Representative Brandon Reed introduced HB 75 in the Kentucky House of Representatives earlier in January. The legislation would adjust a current Medicaid inpatient program to include outpatient care as well. The Medicaid Hospital Rate Improvement Program (HRIP), which allows Kentucky hospitals to receive additional federal dollars to increase Medicaid reimbursement for inpatient Medicaid services, was passed twice by the legislature – in 2019 and revised in 2021, and it operates at no cost to the state.

Hospitals pay an assessment that provides state matching funds, and they receive additional payment for each inpatient Medicaid patient they serve.

“Costs are rising for hospitals just as they are for every business; however, hospitals cannot just renegotiate reimbursement rates from government programs,” stated KHA President and CEO Nancy Galvagni. “In Kentucky, 70-80% of our hospitals’ patients are covered by Medicare or Medicaid, and it’s an even higher rate in our crucial rural hospitals. HB 75 will be a lifeline to these hospitals to ensure they can continue to provide high-quality care the Commonwealth deserves.”

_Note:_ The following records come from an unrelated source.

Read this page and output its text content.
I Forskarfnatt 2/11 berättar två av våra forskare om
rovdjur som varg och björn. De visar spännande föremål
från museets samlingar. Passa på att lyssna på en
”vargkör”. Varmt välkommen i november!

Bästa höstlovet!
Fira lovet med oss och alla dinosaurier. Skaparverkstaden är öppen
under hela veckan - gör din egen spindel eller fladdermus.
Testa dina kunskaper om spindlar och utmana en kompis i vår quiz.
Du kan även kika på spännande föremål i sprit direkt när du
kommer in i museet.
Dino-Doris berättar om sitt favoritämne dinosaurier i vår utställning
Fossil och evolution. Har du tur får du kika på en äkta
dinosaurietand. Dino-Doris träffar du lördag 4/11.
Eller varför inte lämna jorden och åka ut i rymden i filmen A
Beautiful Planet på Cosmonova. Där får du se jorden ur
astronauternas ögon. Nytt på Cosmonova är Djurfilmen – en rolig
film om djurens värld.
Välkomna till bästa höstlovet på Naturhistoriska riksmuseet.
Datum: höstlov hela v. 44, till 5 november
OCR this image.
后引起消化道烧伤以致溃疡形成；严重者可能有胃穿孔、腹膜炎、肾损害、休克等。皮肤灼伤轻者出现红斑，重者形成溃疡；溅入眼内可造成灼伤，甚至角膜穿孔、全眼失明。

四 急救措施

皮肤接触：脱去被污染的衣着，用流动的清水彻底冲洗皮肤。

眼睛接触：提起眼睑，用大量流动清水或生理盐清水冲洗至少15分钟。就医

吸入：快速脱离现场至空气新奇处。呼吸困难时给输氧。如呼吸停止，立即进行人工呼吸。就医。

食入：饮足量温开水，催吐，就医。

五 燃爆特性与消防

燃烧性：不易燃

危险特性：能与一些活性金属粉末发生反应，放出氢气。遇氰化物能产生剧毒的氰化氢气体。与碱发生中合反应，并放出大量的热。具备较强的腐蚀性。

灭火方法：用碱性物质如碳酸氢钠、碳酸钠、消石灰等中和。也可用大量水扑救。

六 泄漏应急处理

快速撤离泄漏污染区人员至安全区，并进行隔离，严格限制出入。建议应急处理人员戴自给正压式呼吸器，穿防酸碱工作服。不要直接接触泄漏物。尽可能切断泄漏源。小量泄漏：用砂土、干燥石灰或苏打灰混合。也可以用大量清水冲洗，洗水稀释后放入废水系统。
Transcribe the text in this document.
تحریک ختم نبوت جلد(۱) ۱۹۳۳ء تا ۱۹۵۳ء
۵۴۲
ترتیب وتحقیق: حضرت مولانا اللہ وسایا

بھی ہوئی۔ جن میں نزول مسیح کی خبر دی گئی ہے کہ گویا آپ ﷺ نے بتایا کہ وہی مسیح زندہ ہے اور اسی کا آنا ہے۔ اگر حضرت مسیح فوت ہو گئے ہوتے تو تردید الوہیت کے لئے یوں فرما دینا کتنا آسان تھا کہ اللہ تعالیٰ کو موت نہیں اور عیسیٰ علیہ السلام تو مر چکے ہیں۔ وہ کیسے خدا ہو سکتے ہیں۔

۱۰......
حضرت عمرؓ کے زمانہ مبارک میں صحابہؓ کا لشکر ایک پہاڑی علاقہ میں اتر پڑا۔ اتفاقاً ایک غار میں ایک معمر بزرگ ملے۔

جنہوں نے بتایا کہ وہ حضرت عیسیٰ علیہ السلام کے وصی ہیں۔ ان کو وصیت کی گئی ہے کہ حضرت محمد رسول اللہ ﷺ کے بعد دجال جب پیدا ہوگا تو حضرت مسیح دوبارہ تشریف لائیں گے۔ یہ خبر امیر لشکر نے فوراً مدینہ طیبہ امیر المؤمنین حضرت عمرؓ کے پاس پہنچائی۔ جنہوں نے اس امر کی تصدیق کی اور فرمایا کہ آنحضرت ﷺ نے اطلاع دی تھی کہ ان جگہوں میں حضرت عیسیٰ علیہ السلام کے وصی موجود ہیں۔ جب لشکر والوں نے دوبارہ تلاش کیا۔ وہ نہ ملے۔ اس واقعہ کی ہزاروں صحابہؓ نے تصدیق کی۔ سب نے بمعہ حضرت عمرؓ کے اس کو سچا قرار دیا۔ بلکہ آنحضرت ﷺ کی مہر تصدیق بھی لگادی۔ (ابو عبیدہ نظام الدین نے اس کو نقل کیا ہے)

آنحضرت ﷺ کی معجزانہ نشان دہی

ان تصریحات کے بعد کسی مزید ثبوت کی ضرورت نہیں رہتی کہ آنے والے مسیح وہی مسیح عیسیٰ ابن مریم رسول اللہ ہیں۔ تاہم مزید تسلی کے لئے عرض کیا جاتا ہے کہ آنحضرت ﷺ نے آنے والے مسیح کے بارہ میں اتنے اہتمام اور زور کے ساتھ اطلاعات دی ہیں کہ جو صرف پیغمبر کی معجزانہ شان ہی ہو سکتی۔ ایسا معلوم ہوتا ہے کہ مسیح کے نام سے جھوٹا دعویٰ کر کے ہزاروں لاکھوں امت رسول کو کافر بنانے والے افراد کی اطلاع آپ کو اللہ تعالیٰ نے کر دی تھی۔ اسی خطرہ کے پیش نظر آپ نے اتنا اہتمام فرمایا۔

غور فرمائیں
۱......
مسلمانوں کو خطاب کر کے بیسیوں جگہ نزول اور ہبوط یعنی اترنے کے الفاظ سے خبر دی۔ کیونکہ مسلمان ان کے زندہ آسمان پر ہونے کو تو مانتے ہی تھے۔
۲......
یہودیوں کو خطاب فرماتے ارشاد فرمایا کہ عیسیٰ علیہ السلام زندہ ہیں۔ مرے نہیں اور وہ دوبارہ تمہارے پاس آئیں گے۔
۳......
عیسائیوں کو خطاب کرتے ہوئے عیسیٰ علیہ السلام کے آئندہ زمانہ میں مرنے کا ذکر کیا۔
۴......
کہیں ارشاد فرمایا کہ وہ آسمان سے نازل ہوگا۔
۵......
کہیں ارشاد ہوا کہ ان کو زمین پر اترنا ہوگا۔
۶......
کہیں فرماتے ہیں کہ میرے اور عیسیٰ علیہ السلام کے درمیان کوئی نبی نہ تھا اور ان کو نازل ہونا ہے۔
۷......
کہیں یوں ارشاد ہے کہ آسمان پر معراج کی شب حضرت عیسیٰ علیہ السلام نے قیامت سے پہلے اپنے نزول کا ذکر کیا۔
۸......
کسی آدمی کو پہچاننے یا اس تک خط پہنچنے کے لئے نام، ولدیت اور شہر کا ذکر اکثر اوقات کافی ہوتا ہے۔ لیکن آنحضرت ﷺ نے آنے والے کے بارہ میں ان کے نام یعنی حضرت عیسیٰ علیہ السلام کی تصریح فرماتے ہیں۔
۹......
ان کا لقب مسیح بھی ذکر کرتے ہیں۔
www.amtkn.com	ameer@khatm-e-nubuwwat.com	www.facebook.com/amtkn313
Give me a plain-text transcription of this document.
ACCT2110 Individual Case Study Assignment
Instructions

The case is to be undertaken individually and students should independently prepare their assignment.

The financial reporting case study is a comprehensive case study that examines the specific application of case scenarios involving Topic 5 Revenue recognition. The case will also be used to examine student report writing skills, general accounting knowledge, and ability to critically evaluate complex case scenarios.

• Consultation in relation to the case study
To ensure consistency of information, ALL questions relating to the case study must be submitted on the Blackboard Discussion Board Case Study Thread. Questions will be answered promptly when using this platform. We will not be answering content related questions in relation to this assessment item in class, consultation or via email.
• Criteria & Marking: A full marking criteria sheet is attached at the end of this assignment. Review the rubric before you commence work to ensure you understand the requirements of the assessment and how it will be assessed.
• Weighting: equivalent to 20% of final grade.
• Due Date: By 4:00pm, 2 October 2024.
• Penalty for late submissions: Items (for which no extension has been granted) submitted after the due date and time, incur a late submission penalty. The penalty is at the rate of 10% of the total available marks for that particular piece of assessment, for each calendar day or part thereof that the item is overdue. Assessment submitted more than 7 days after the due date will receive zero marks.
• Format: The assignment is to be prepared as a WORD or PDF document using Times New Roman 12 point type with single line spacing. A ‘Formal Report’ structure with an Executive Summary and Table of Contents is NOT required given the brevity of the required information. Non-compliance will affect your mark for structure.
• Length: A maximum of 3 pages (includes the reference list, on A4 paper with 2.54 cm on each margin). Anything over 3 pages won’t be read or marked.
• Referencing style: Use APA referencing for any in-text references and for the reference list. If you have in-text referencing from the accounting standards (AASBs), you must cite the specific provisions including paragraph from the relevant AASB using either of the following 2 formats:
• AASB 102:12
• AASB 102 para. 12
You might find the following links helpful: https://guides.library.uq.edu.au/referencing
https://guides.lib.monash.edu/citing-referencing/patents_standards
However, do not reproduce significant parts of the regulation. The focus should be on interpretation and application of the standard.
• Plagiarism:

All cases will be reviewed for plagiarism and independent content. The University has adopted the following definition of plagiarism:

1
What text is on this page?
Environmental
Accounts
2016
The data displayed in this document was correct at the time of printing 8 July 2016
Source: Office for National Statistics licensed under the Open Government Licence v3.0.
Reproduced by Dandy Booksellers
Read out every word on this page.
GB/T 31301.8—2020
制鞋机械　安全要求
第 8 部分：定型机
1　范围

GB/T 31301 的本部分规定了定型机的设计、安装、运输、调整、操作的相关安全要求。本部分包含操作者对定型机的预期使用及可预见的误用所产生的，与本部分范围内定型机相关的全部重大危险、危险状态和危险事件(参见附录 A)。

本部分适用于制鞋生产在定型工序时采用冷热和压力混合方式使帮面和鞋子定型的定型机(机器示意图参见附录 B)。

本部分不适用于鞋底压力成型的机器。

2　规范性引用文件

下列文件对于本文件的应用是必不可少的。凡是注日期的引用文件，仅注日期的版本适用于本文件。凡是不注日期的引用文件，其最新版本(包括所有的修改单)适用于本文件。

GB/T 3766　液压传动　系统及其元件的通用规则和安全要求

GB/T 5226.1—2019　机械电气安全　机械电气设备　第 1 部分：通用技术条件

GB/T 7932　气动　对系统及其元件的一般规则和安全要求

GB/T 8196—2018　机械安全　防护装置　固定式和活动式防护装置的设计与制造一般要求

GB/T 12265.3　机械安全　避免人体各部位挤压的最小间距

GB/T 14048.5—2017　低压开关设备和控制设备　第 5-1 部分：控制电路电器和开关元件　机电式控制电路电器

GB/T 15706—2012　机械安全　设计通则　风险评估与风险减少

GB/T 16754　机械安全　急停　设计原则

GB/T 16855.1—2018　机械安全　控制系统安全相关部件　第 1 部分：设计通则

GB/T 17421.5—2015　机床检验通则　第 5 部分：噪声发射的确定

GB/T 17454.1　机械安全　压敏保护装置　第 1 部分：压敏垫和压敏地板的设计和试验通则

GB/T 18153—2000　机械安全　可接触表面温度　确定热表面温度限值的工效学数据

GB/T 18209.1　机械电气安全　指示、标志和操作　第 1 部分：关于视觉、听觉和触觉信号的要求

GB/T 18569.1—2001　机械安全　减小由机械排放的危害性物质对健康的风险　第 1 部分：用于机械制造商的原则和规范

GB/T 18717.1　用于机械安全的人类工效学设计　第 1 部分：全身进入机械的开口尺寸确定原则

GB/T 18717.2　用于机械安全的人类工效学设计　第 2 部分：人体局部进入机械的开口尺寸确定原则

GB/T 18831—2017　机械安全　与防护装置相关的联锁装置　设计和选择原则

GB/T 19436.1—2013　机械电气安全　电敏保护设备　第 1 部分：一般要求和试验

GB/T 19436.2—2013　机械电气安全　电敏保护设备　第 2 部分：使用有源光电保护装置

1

This is a value-based program meaning hospitals must earn part of the payment by achieving certain quality care metrics – goals Kentucky hospitals are meeting.

Outpatient HRIP will operate the same way as the inpatient program, by allowing hospitals to receive increased reimbursement for the outpatient services they provide to Medicaid patients.

The inpatient program has been a lifeline to hospitals that suffered COVID losses, dealt with rising inflation, faced skyrocketing labor costs in the midst of a nationwide nursing shortage.

“As of 2022, Kentucky hospitals had 5,100 vacant nursing positions,” noted Galvagni. “Because the nursing shortage is national, Kentucky hospitals are competing with other states at a national rate of pay. Our hospitals are still relying on travel nurses to provide care, which is adding to the financial burden. Money spent on nursing premium pay and contract labor has soared since before the pandemic – an 876% increase overall – so an adjustment to the HRIP program could be what keeps many of our facilities afloat.”